Like previous U.S.-backed anti-narcotics strategies, such as Plan Colombia, the agreement has focused on interdiction in drug-producing and transit countries, with an emphasis on arming police and bringing in troops in those countries to fight drug traffickers.

Yet, both Mexican and U.S. officials have acknowledged that under this military approach, drug trafficking persists, and violence related to the illicit drug trade has dramatically increased. This is underscored by the 28,000 drug-related deaths in Mexico since Mexican president Felipe Calderon took office in late 2006. The State Department seems to realize that militarization alone cannot effectively combat the multiple problems associated with trafficking. Roberta S. Jacobson, deputy assistant secretary of Western Hemisphere Affairs, recently told a House subcommittee that the U.S. administration was moving toward a new strategy of supporting “stronger democratic institutions in Mexico . . . expanding our border focus beyond interdiction of contraband to include facilitation of legitimate trade and travel, and [cooperating] in building stronger communities.”

According to U.S. officials, one aspect of the “new strategy” is the creation of a ”twenty-first-century border” that can “stop the flow of drugs and human trafficking to the north, and guns and cash to the south,” said Jacobson. Attributes include interior check points and modern technology, but not troops.

Other aspects of the new strategy include “reforms to sustain rule of law and respect for human rights” and “build[ing] strong and resilient communities.”

However, U.S. State Department travel warnings issued in July about the violence in Mexico specifically approve of Mexico’s “extensive effort to combat drug-trafficking organizations” and military troop deployment in relation to increased violence. And the lion’s share of the $331 million in aid the United States has agreed to provide for Mexico in 2011— $300 million — has been classified as “Foreign Military Financing” and “International Narcotics Control and Law Enforcement.”

The deployment of 1200 National Guard troops announced by President Obama in May gives further mixed signals to whether the U.S. administration is genuine in the stated shift of its anti-narcotic strategy. According to a joint follow-up statement by the Departments of Homeland Security and Defense, the troops would be sent to all four states on the Mexican border for one year starting on August 1, until new Border Patrol guards can be recruited and trained.

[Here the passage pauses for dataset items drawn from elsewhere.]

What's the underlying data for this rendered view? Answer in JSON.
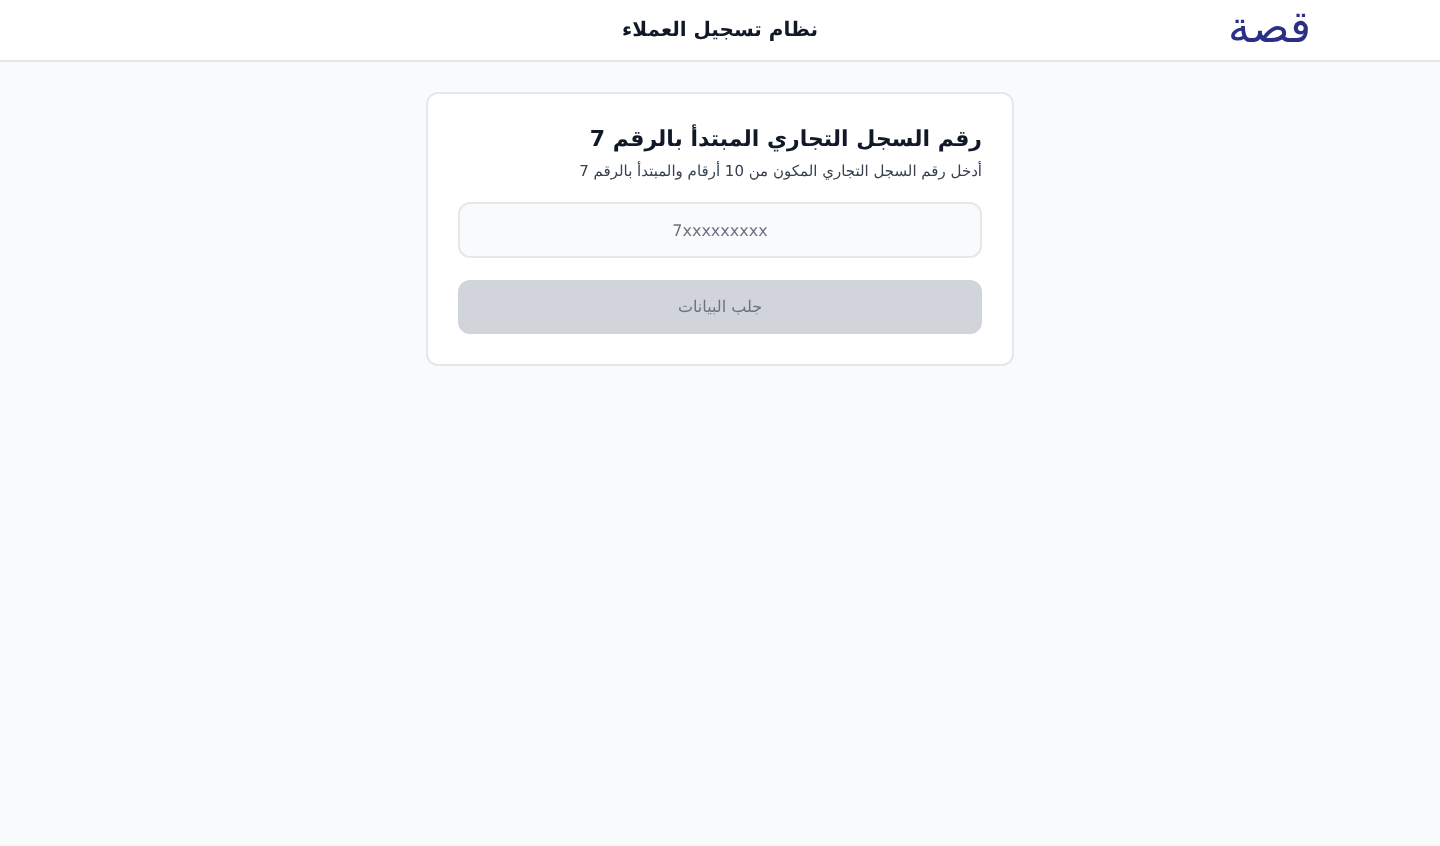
{
  "header": {
    "logo": "قصة",
    "title": "نظام تسجيل العملاء"
  },
  "card": {
    "title": "رقم السجل التجاري المبتدأ بالرقم 7",
    "subtitle": "أدخل رقم السجل التجاري المكون من 10 أرقام والمبتدأ بالرقم 7",
    "input": {
      "placeholder": "7xxxxxxxxx"
    },
    "button": {
      "label": "جلب البيانات",
      "disabled": true
    }
  }
}
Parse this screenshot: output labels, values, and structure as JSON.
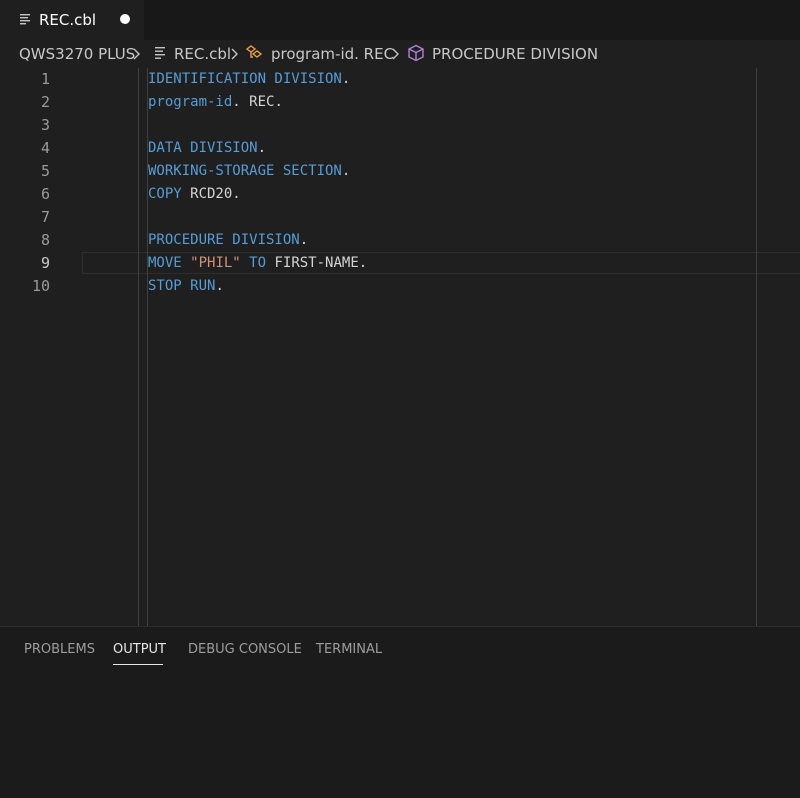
{
  "tab": {
    "label": "REC.cbl",
    "icon": "file-lines-icon",
    "unsaved": true
  },
  "breadcrumb": {
    "root": "QWS3270 PLUS",
    "file": "REC.cbl",
    "symbol": "program-id. REC",
    "section": "PROCEDURE DIVISION",
    "icons": [
      "chevron-right-icon",
      "file-lines-icon",
      "symbol-key-icon",
      "cube-icon"
    ]
  },
  "editor": {
    "active_line": 9,
    "lines": [
      {
        "num": "1",
        "parts": [
          {
            "t": "IDENTIFICATION DIVISION",
            "k": "kw"
          },
          {
            "t": ".",
            "k": "plain"
          }
        ]
      },
      {
        "num": "2",
        "parts": [
          {
            "t": "program-id",
            "k": "kw"
          },
          {
            "t": ". REC.",
            "k": "plain"
          }
        ]
      },
      {
        "num": "3",
        "parts": []
      },
      {
        "num": "4",
        "parts": [
          {
            "t": "DATA DIVISION",
            "k": "kw"
          },
          {
            "t": ".",
            "k": "plain"
          }
        ]
      },
      {
        "num": "5",
        "parts": [
          {
            "t": "WORKING-STORAGE SECTION",
            "k": "kw"
          },
          {
            "t": ".",
            "k": "plain"
          }
        ]
      },
      {
        "num": "6",
        "parts": [
          {
            "t": "COPY",
            "k": "kw"
          },
          {
            "t": " RCD20.",
            "k": "plain"
          }
        ]
      },
      {
        "num": "7",
        "parts": []
      },
      {
        "num": "8",
        "parts": [
          {
            "t": "PROCEDURE DIVISION",
            "k": "kw"
          },
          {
            "t": ".",
            "k": "plain"
          }
        ]
      },
      {
        "num": "9",
        "parts": [
          {
            "t": "MOVE",
            "k": "kw"
          },
          {
            "t": " ",
            "k": "plain"
          },
          {
            "t": "\"PHIL\"",
            "k": "str"
          },
          {
            "t": " ",
            "k": "plain"
          },
          {
            "t": "TO",
            "k": "kw"
          },
          {
            "t": " FIRST-NAME.",
            "k": "plain"
          }
        ]
      },
      {
        "num": "10",
        "parts": [
          {
            "t": "STOP RUN",
            "k": "kw"
          },
          {
            "t": ".",
            "k": "plain"
          }
        ]
      }
    ]
  },
  "panel": {
    "tabs": [
      {
        "label": "PROBLEMS",
        "active": false
      },
      {
        "label": "OUTPUT",
        "active": true
      },
      {
        "label": "DEBUG CONSOLE",
        "active": false
      },
      {
        "label": "TERMINAL",
        "active": false
      }
    ]
  },
  "colors": {
    "keyword": "#569cd6",
    "string": "#ce9178",
    "background": "#1f1f1f",
    "symbol_icon": "#e8a045",
    "cube_icon": "#b180d7"
  }
}
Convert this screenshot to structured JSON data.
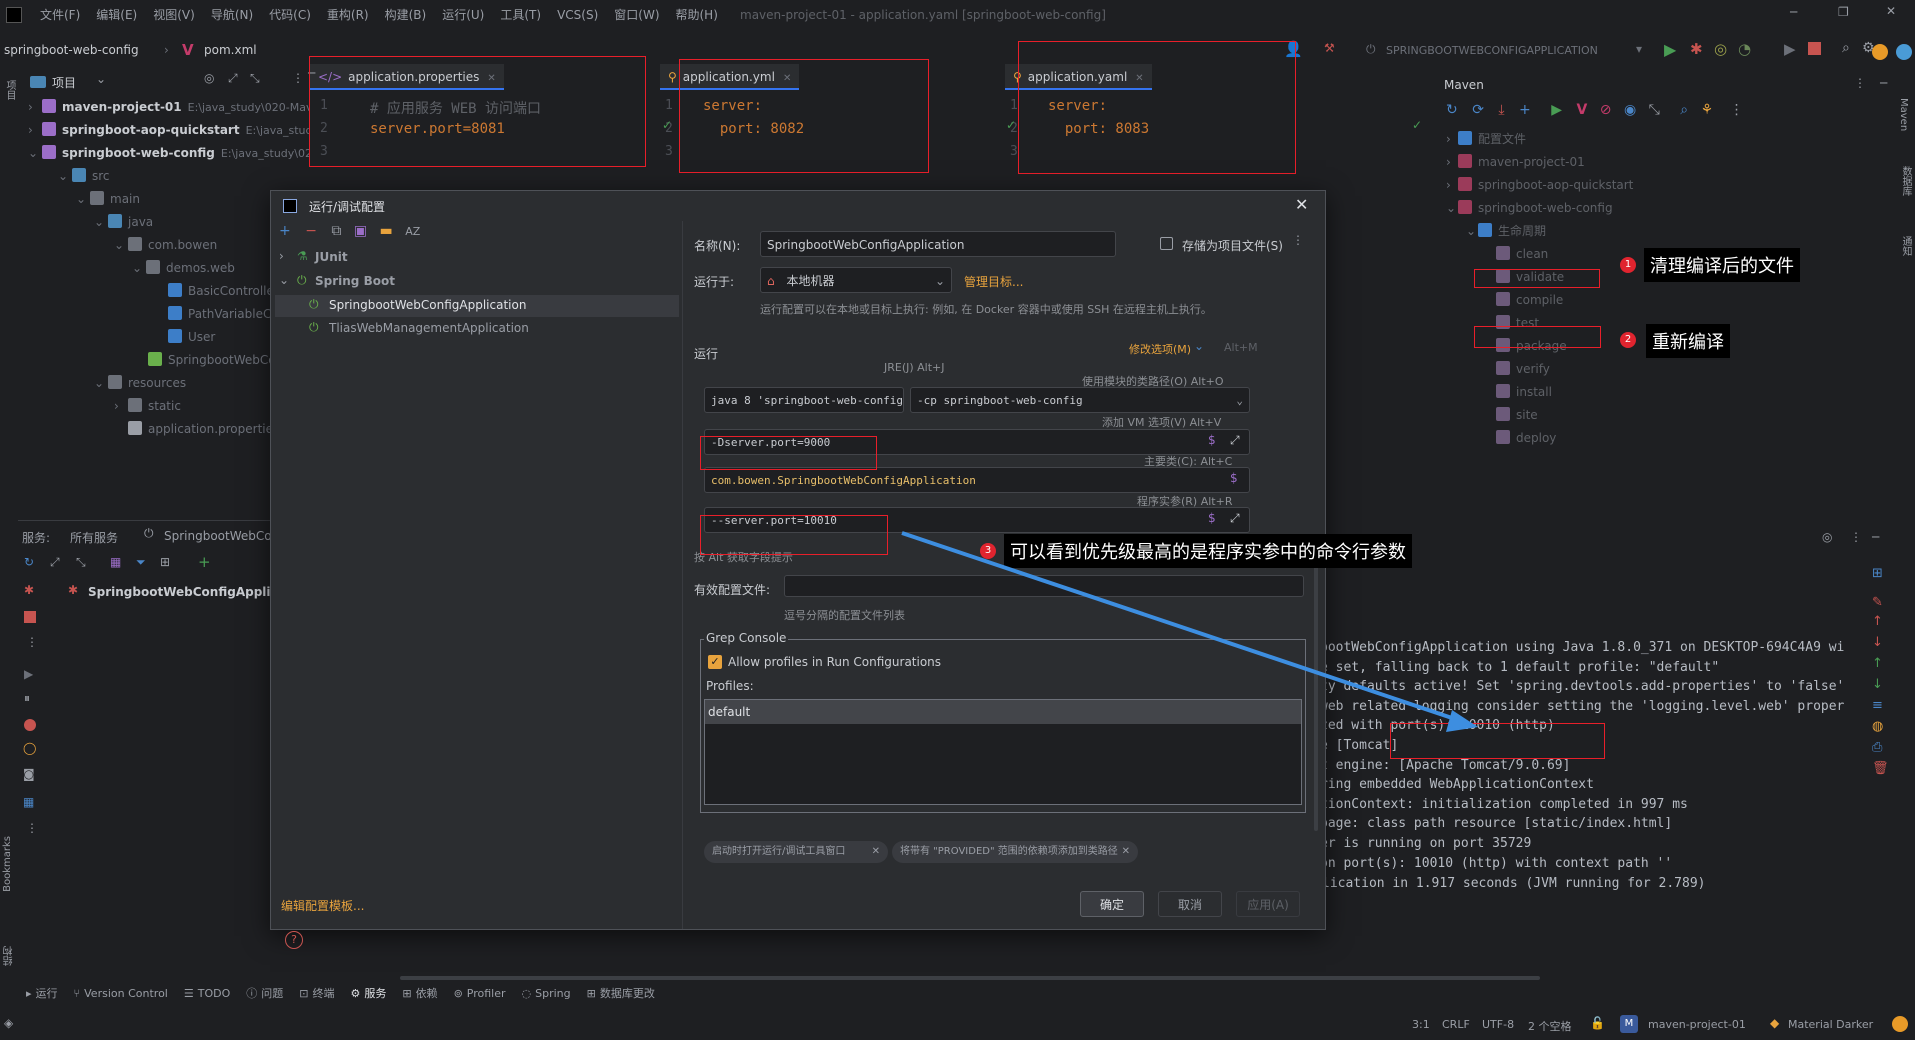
{
  "menubar": {
    "items": [
      "文件(F)",
      "编辑(E)",
      "视图(V)",
      "导航(N)",
      "代码(C)",
      "重构(R)",
      "构建(B)",
      "运行(U)",
      "工具(T)",
      "VCS(S)",
      "窗口(W)",
      "帮助(H)"
    ],
    "window_title": "maven-project-01 - application.yaml [springboot-web-config]"
  },
  "navbar": {
    "project": "springboot-web-config",
    "file": "pom.xml",
    "run_config": "SPRINGBOOTWEBCONFIGAPPLICATION"
  },
  "project_panel": {
    "title": "项目",
    "tree": [
      {
        "label": "maven-project-01",
        "path": "E:\\java_study\\020-Maven\\m"
      },
      {
        "label": "springboot-aop-quickstart",
        "path": "E:\\java_study\\022"
      },
      {
        "label": "springboot-web-config",
        "path": "E:\\java_study\\020-M"
      },
      {
        "label": "src"
      },
      {
        "label": "main"
      },
      {
        "label": "java"
      },
      {
        "label": "com.bowen"
      },
      {
        "label": "demos.web"
      },
      {
        "label": "BasicController"
      },
      {
        "label": "PathVariableContro"
      },
      {
        "label": "User"
      },
      {
        "label": "SpringbootWebConfi"
      },
      {
        "label": "resources"
      },
      {
        "label": "static"
      },
      {
        "label": "application.properties"
      }
    ]
  },
  "editors": [
    {
      "tab": "application.properties",
      "lines": [
        "# 应用服务 WEB 访问端口",
        "server.port=8081"
      ],
      "nums": [
        "1",
        "2",
        "3"
      ]
    },
    {
      "tab": "application.yml",
      "lines": [
        "server:",
        "  port: 8082"
      ],
      "nums": [
        "1",
        "2",
        "3"
      ]
    },
    {
      "tab": "application.yaml",
      "lines": [
        "server:",
        "  port: 8083"
      ],
      "nums": [
        "1",
        "2",
        "3"
      ]
    }
  ],
  "services": {
    "tabs": [
      "服务:",
      "所有服务",
      "SpringbootWebCo"
    ],
    "item": "SpringbootWebConfigApplica"
  },
  "maven": {
    "title": "Maven",
    "items": [
      {
        "label": "配置文件"
      },
      {
        "label": "maven-project-01"
      },
      {
        "label": "springboot-aop-quickstart"
      },
      {
        "label": "springboot-web-config"
      },
      {
        "label": "生命周期"
      },
      {
        "label": "clean"
      },
      {
        "label": "validate"
      },
      {
        "label": "compile"
      },
      {
        "label": "test"
      },
      {
        "label": "package"
      },
      {
        "label": "verify"
      },
      {
        "label": "install"
      },
      {
        "label": "site"
      },
      {
        "label": "deploy"
      }
    ]
  },
  "console": {
    "lines": [
      "bootWebConfigApplication using Java 1.8.0_371 on DESKTOP-694C4A9 wi",
      "e set, falling back to 1 default profile: \"default\"",
      "ty defaults active! Set 'spring.devtools.add-properties' to 'false'",
      "web related logging consider setting the 'logging.level.web' proper",
      "zed with port(s): 10010 (http)",
      "e [Tomcat]",
      "t engine: [Apache Tomcat/9.0.69]",
      "ring embedded WebApplicationContext",
      "tionContext: initialization completed in 997 ms",
      "page: class path resource [static/index.html]",
      "er is running on port 35729",
      "on port(s): 10010 (http) with context path ''"
    ],
    "last_line": "2023-12-04 13:18:08.544  INFO 11004 --- [  restartedMain] c.bowen.SpringbootWebConfigApplication   : Started SpringbootWebConfigApplication in 1.917 seconds (JVM running for 2.789)"
  },
  "dialog": {
    "title": "运行/调试配置",
    "tree": {
      "junit": "JUnit",
      "spring_boot": "Spring Boot",
      "configs": [
        "SpringbootWebConfigApplication",
        "TliasWebManagementApplication"
      ]
    },
    "edit_templates": "编辑配置模板...",
    "name_label": "名称(N):",
    "name_value": "SpringbootWebConfigApplication",
    "store_as_file": "存储为项目文件(S)",
    "run_on_label": "运行于:",
    "run_on_value": "本地机器",
    "manage_targets": "管理目标...",
    "run_on_hint": "运行配置可以在本地或目标上执行: 例如, 在 Docker 容器中或使用 SSH 在远程主机上执行。",
    "run_section": "运行",
    "modify_options": "修改选项(M)",
    "modify_shortcut": "Alt+M",
    "jre_hint": "JRE(J) Alt+J",
    "classpath_hint": "使用模块的类路径(O) Alt+O",
    "jre_value": "java 8 'springboot-web-config' 模",
    "cp_value": "-cp springboot-web-config",
    "vm_hint": "添加 VM 选项(V) Alt+V",
    "vm_value": "-Dserver.port=9000",
    "main_class_hint": "主要类(C): Alt+C",
    "main_class_value": "com.bowen.SpringbootWebConfigApplication",
    "args_hint": "程序实参(R) Alt+R",
    "args_value": "--server.port=10010",
    "alt_hint": "按 Alt 获取字段提示",
    "active_profiles_label": "有效配置文件:",
    "profiles_hint": "逗号分隔的配置文件列表",
    "grep_console": "Grep Console",
    "allow_profiles": "Allow profiles in Run Configurations",
    "profiles_label": "Profiles:",
    "profile_item": "default",
    "chip1": "启动时打开运行/调试工具窗口",
    "chip2": "将带有 \"PROVIDED\" 范围的依赖项添加到类路径",
    "ok": "确定",
    "cancel": "取消",
    "apply": "应用(A)"
  },
  "annotations": {
    "a1": "清理编译后的文件",
    "a2": "重新编译",
    "a3": "可以看到优先级最高的是程序实参中的命令行参数",
    "n1": "1",
    "n2": "2",
    "n3": "3"
  },
  "bottom_tabs": [
    "运行",
    "Version Control",
    "TODO",
    "问题",
    "终端",
    "服务",
    "依赖",
    "Profiler",
    "Spring",
    "数据库更改"
  ],
  "statusbar": {
    "pos": "3:1",
    "eol": "CRLF",
    "enc": "UTF-8",
    "indent": "2 个空格",
    "project": "maven-project-01",
    "theme": "Material Darker"
  },
  "left_strip": [
    "项目",
    "Bookmarks",
    "结构"
  ],
  "right_strip": [
    "Maven",
    "数据库",
    "通知"
  ]
}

The National Guard “will serve in law enforcement support roles consistent with the Administration's view that border security is a law enforcement challenge,” Gen. Craig McKinley, chief of the National Guard Bureau said in a prepared statement. This year’s contingent is about one-fifth the size of the 2006-2008 National Guard deployment.

Previously National Guard troops participated in flare truck operations to illuminate the desert night and prevent unauthorized crossings; controlling cameras and other visual equipment to monitor the border; and simple foot patrols to show their presence. They have not been involved in direct law enforcement.

But there is considerable disagreement over whether the “new strategy” is all that new. “Proposals to deploy the National Guard are ill-conceived and motivated by electoral politics rather than border realities,” a dozen organizations representing border communities wrote to President Obama in May. “We consider the deployment of the National Guard an affront to border communities and oppose the militarization of our region.” As cartel-related violence rises in Mexico, and the demand for illicit drugs remains high in the United States — and as the U.S. drug war is increasingly conflated with U.S. immigration policy — we are clearly a long way from a quick fix along the border.

Juanita Darling is a NACLA Research Associate.